John looked happy and excited, but Alice saw that he exposed only some of the happiness and excitement he actually felt, probably trying to respect Anna’s caveat of “it’s still early.” Even without Anna’s cautioning, he was superstitious, as most biologists were, and wouldn’t be inclined to openly count these two little chickens before they hatched. But he already couldn’t wait. He wanted grandchildren.
Just beneath Charlie’s happiness and excitement, Alice saw a thick layer of nervousness covering a thicker layer of terror. Alice thought they were both obviously visible, but Anna seemed oblivious, and no one else commented.

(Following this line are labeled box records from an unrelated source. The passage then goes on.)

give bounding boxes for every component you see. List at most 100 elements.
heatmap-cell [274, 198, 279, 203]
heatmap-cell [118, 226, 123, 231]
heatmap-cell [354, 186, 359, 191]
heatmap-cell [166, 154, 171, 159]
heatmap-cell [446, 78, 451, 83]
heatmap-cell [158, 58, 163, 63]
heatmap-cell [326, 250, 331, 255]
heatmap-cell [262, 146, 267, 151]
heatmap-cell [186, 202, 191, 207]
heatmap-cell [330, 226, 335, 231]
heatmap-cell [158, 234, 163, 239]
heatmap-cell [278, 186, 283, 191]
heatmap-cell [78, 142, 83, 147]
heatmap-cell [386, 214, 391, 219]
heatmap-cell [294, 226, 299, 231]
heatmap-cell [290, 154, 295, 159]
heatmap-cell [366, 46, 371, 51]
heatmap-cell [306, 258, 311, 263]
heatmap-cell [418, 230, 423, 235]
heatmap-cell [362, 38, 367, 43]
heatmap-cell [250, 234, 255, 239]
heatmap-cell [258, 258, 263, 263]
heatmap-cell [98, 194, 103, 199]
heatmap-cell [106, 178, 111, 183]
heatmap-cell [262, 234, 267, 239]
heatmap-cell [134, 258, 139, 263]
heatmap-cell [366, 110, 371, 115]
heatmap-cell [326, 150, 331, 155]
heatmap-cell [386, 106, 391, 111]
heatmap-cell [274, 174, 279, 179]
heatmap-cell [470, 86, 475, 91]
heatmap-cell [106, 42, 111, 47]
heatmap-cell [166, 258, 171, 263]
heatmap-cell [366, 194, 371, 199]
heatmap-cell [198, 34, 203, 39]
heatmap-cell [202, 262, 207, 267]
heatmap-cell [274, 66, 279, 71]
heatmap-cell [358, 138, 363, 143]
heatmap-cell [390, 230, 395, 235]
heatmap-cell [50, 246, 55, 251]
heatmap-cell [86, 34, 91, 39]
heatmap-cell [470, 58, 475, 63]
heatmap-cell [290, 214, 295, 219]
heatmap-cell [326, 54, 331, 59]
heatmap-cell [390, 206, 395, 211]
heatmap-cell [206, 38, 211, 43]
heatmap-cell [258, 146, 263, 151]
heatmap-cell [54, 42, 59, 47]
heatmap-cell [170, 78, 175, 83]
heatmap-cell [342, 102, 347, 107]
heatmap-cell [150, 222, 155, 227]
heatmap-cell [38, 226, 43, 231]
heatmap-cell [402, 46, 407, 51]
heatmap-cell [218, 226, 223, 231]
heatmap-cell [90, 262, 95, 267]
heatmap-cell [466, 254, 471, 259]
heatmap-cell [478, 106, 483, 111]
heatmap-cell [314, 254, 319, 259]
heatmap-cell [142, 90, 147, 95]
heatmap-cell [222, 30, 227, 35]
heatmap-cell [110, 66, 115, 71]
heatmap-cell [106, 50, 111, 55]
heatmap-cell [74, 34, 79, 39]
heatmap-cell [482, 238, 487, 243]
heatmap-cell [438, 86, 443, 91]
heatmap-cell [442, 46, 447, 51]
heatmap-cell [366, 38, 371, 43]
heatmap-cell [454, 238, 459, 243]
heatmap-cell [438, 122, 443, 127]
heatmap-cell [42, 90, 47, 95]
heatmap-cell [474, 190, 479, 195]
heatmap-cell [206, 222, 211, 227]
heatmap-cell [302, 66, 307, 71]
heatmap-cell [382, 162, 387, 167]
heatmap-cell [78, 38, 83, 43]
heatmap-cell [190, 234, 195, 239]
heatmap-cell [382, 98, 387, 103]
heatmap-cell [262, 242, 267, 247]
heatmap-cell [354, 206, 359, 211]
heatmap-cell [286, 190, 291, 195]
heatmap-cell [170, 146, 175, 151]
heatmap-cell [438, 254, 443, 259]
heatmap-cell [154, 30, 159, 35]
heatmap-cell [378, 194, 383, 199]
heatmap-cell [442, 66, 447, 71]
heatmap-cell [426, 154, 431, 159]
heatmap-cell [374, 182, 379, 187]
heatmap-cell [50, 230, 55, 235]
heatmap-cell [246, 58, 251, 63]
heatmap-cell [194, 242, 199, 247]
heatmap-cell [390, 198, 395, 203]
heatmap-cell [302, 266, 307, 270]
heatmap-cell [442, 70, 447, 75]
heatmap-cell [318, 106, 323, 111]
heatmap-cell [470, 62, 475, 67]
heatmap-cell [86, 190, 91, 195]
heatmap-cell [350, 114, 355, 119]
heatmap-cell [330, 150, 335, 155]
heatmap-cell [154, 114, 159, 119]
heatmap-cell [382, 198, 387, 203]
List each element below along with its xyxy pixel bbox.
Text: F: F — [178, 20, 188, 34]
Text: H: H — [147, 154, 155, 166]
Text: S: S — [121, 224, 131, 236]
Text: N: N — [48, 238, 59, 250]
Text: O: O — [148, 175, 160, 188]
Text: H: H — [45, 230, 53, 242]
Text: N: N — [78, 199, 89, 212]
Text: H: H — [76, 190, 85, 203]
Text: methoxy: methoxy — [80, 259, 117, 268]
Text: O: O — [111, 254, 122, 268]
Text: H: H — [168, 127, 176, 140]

Was she simply seeing the typical worry of an expectant first-time father? Was he nervous about the responsibility of feeding two mouths at once and paying for two college tuitions simultaneously? That would explain only the first layer. Was he also terrified about the prospect of having two kids in college and, at the same time, a wife with dementia?
Lydia and Tom stood next to each other, talking to Anna. Her children were beautiful, her children who weren’t children anymore. Lydia looked radiant; she was enjoying the good news on top of the fact that her entire family was here to see her act.
Tom’s smile was genuine, but Alice saw a subtle uneasiness about him, his eyes and cheeks slightly sunken, his body bonier. Was it school? A girlfriend? He saw her studying him.
“Mom, how are you feeling?” he asked.
“Mostly good.”
“Really?”
“Yes, honestly. I’m feeling great.”
“You seem too quiet.”
“There’s too many of us talking at once and too quickly,” said Lydia.
Tom’s smile disappeared, and he looked like he might cry. Alice’s BlackBerry in her baby blue bag vibrated against her hip, signaling the time for her evening dose of pills. She’d wait a few minutes. She didn’t want to take them just now, in front of Tom.
“Lyd, what time is your performance tomorrow?” asked Alice, her BlackBerry in hand.
“Eight o’clock.”
“Mom, you don’t have to schedule it. We’re all here. It’s not like we’re going to forget to bring you with us,” said Tom.
“What’s the name of the play we’re going to see?” asked Anna.
“Proof,” said Lydia.
“Are you nervous?” asked Tom.
“A little, because it’s opening night, and you’re all going to be there. But I’ll forget you exist once I’m onstage.”
“Lydia, what time is your play?” asked Alice.
“Mom, you just asked that. Don’t worry about it,” said Tom.
“It’s at eight o’clock, Mom,” said Lydia. “Tom, you’re not helping.”
“No, you’re not helping. Why should she have to worry about remembering something that she doesn’t have to remember?”
“She won’t worry about it if she puts it in her BlackBerry. Just let her do it,” said Lydia.
“Well, she shouldn’t be relying on that BlackBerry anyway. She should be exercising her memory whenever she can,” said Anna.
“So which is it? Should she be memorizing my showtime or totally relying on us?” asked Lydia.
“You should be encouraging her to focus and really pay attention. She should try to recall the information on her own and not get lazy,” said Anna.